Here are important things that I wished I had known when I decided to start a Data Science journey:
1. High school Math is fundamental for Data Science.
Matrix calculations, derivatives, eigenvalues, Set Theory, functions, vectors, linear transformations, etc. are extremely important to understand the theory behind statistical methods and programming. Therefore, before starting your next MOOC or Machine Learning book it’s crucial to review all those concepts again. Most schools request students to be proficient at these methods in order to graduate, but the silver lining is that it won’t require too much of your time to refresh or obtain this knowledge.
There are plenty of resources to start, but what worked for me was The Manga Guide to Linear Algebra, which is very simple, graphic and provides a great foundation prior getting into more complex stuff.
My suggestion is to schedule some weeks to review these concepts and to use the Feynman Techniqueto be able to explain in simple terms each of these topics.
2. Although there are many useful internet resources, books are still one of the best tools to learn from.
One of the issues people face today when trying to get into a field such as Data Science is Information Overload, a term used when talking in relation to the effect of having too many resources at the disposal. There are hundreds of MOOCs, online courses, specialisations, videos, etc., but the best use of the most valuable resource that we have, “time”, is to pick a book and start from the basics up to new concepts, and then keep filling the gaps with other books.
Learning Data Science should be seen like a building blocks game.
I believe this analogy is the best for learning most of the things, but it is extremely useful in our Data Science journey:
- First, you need to select the toy model you would like to build.
- Open all the plastic bags and lay all the different pieces on a flat surface, so you can see all the different parts.
- Understand how each part can be used.
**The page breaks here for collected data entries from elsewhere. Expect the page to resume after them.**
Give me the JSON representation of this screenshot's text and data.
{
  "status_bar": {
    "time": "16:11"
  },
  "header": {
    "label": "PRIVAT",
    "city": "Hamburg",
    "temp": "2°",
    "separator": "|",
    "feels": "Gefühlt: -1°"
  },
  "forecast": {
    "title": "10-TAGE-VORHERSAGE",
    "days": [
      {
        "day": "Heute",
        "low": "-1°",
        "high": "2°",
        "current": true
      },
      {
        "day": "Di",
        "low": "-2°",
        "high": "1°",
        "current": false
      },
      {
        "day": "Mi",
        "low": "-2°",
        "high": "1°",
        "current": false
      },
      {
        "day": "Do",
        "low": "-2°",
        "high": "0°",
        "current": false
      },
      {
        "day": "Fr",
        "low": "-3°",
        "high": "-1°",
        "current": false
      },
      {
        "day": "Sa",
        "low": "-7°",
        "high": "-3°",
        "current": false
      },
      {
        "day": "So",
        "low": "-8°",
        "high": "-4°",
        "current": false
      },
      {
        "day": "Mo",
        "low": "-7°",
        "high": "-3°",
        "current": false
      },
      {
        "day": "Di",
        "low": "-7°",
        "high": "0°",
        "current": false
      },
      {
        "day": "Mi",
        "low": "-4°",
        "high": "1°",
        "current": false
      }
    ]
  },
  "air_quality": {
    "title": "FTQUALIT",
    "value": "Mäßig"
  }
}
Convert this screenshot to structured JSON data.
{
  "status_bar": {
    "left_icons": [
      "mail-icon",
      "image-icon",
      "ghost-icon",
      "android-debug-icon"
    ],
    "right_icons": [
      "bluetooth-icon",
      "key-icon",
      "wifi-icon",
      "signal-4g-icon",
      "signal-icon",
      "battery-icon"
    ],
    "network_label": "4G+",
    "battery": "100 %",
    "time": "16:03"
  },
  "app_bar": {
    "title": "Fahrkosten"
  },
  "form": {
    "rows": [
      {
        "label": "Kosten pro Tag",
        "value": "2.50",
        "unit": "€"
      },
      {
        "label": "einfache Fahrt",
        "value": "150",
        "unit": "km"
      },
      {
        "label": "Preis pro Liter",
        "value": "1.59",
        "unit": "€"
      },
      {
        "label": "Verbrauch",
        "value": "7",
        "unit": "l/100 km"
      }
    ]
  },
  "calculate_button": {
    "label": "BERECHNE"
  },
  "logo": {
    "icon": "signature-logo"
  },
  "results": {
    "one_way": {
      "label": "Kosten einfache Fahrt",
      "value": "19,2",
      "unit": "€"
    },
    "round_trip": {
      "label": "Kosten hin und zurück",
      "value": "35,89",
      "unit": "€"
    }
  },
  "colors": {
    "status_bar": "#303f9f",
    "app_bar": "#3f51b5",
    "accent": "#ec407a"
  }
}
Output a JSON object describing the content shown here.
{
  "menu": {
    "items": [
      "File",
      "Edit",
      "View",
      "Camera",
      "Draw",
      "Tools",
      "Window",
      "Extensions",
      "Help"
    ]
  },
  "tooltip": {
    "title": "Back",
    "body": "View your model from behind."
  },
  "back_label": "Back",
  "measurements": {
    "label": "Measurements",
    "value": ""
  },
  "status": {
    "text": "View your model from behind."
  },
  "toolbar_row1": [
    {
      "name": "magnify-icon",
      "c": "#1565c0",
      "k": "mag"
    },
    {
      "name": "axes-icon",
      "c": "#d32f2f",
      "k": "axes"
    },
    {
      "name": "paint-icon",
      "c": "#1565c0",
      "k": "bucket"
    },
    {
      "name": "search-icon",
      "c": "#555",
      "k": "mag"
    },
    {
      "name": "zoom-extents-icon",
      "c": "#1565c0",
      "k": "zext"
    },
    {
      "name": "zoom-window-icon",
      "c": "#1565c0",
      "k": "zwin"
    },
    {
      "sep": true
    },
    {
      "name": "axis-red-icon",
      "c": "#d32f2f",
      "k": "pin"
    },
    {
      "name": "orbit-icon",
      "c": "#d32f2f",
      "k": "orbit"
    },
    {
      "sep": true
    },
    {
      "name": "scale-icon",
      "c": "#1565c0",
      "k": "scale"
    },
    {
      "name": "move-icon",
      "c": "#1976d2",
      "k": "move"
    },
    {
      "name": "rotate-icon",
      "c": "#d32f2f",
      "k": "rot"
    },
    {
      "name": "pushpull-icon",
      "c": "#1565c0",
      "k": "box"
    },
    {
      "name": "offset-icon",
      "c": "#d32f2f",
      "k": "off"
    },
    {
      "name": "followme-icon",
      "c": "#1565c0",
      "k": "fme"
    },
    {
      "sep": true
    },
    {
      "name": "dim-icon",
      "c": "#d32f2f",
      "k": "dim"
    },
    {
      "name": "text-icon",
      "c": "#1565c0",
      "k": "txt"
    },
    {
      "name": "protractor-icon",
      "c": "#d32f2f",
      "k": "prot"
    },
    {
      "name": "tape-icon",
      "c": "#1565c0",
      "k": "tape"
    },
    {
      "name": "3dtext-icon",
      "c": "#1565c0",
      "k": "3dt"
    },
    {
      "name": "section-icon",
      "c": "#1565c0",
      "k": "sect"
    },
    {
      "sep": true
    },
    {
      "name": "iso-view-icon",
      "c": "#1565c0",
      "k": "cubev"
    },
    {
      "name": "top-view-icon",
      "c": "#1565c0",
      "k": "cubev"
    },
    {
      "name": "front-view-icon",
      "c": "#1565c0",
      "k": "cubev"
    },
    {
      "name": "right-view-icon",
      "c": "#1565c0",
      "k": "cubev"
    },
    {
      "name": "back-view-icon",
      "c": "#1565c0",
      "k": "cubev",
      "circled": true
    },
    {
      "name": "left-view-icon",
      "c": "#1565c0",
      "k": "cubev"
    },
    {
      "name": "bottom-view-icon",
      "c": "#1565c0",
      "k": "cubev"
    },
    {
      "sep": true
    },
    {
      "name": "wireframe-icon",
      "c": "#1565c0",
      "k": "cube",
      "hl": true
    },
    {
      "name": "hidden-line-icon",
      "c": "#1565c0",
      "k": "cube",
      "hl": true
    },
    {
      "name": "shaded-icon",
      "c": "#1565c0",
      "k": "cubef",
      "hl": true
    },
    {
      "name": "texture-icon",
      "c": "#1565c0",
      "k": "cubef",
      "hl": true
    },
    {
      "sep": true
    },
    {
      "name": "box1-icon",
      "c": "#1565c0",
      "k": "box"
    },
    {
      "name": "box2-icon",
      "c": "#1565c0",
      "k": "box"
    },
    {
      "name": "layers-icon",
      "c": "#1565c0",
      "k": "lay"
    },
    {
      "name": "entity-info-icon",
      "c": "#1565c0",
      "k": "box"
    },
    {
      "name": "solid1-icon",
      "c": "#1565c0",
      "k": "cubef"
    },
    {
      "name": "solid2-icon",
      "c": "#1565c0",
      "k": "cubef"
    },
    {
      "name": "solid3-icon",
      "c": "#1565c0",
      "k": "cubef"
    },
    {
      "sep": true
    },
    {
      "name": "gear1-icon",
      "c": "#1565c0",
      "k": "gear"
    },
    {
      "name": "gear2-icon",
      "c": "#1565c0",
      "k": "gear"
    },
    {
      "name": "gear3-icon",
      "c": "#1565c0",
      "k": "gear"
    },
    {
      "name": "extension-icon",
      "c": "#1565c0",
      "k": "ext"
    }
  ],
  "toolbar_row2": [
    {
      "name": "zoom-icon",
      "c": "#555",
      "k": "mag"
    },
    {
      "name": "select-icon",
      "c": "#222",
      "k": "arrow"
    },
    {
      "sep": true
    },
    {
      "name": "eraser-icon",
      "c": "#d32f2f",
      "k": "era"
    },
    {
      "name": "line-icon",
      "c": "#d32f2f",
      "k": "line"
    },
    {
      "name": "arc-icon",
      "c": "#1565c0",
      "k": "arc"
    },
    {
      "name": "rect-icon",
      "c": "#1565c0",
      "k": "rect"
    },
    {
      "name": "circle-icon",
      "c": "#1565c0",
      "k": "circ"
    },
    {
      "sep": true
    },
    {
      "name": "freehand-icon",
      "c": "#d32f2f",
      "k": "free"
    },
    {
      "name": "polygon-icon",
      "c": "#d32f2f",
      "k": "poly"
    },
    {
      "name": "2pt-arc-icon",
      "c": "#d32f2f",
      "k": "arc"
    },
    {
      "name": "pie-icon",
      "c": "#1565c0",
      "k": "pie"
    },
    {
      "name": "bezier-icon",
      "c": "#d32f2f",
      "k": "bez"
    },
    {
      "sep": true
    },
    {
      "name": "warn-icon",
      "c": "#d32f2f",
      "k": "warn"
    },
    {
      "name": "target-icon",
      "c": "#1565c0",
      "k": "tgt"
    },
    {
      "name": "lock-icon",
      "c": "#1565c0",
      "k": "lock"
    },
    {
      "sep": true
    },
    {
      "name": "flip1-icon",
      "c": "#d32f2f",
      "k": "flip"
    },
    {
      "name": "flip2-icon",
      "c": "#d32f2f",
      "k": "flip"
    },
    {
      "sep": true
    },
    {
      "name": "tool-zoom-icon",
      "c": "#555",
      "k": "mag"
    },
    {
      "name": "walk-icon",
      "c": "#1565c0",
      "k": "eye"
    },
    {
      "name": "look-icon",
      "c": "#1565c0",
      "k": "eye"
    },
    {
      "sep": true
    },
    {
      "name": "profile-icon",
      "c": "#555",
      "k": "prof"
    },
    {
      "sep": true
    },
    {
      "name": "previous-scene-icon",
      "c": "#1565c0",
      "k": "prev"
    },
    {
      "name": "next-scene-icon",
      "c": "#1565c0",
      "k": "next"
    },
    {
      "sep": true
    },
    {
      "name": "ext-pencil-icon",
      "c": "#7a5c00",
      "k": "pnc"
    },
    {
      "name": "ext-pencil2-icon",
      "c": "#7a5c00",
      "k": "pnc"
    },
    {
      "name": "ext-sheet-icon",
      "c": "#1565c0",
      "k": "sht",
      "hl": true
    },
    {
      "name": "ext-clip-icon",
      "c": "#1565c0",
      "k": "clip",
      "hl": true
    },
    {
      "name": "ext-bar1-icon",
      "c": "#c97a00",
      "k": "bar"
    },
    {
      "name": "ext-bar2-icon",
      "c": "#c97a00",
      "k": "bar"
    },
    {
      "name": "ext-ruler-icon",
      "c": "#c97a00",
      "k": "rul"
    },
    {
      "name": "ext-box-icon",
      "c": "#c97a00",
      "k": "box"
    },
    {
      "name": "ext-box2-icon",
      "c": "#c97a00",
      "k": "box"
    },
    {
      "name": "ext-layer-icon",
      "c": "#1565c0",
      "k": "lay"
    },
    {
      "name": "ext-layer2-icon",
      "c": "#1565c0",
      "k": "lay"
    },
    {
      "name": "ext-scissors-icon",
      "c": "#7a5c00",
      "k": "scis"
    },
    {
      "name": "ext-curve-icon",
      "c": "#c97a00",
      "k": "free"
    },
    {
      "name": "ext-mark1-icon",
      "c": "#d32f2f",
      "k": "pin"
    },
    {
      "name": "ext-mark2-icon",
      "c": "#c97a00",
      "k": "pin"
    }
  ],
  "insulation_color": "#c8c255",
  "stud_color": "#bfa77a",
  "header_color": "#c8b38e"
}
Learn about the characteristics: dimension, color, weight, shape.
- Start building small chunks until you’ve mastered all the uses.
- Finally, after you’ve followed the instruction manual and built the model you’ve wanted, take all the pieces apart and start experimenting.
The same should be done with all the techniques in each area of Data Science. Learn what most all the blocks are, learn how to use them and then when you want to create more complex stuff look for the missing parts that you don’t have.
3. Computing skills are essential, not just for Data Science but for tomorrow’s world.
Not until I started studying for my Data Science master did I realize something that has been whispered for some time through all the blog posts, books, and news and it is the following message:
“Computer Code attributes for more than 80% of our lives today.”
Code is in our smartphones, websites, cars, televisions, health system, public transportation, manufacturing of goods, etc.
Almost every job/profession in industry is directly impacted by some program that enables the input, transform and print process of information. Learning about programming and how code works is not only to make software, apps or create a great website. Learning how to program will give you the advantage to understand how technology impacts our lives. Instead of blaming the computer program for “not working”, you will now think systematically and understand where the problem may be. And who knows, maybe you’ll come with better ideas to improve technology from a user perspective.
4. Your critical and analytical skills are very important.
I am a big fan of TV-shows related to crime and problem solving. One example is Scorpion, which narrates the story of a group of geniuses who solve a different range of problems using technology and math skills. The highlight of these type of shows, apart from all the action, jokes, and hero-scenes, is the “Critical Thinking” used by the characters to find the solution to different kinds of problems. This is one thing that is not mentioned in most of the Data Science resources. The ability to find the correct angle to approach a problem will lead you to identify not only which tools to use for any problem, but will sometimes lead you to the most efficient solution.
5. Everyone likes a TED talk, everyone shares good keynotes about leaders. However, YOU must prepare to deliver your findings.
There are many visualization packages (seaborn, ggplot, matplotlib) and software (tableau, excel) that can help create wonderful crisp charts. So, avoid getting saturated with too many options. The most important thing is how the message is delivered. Sometimes the simplest tools will generate a clear, relevant outcome.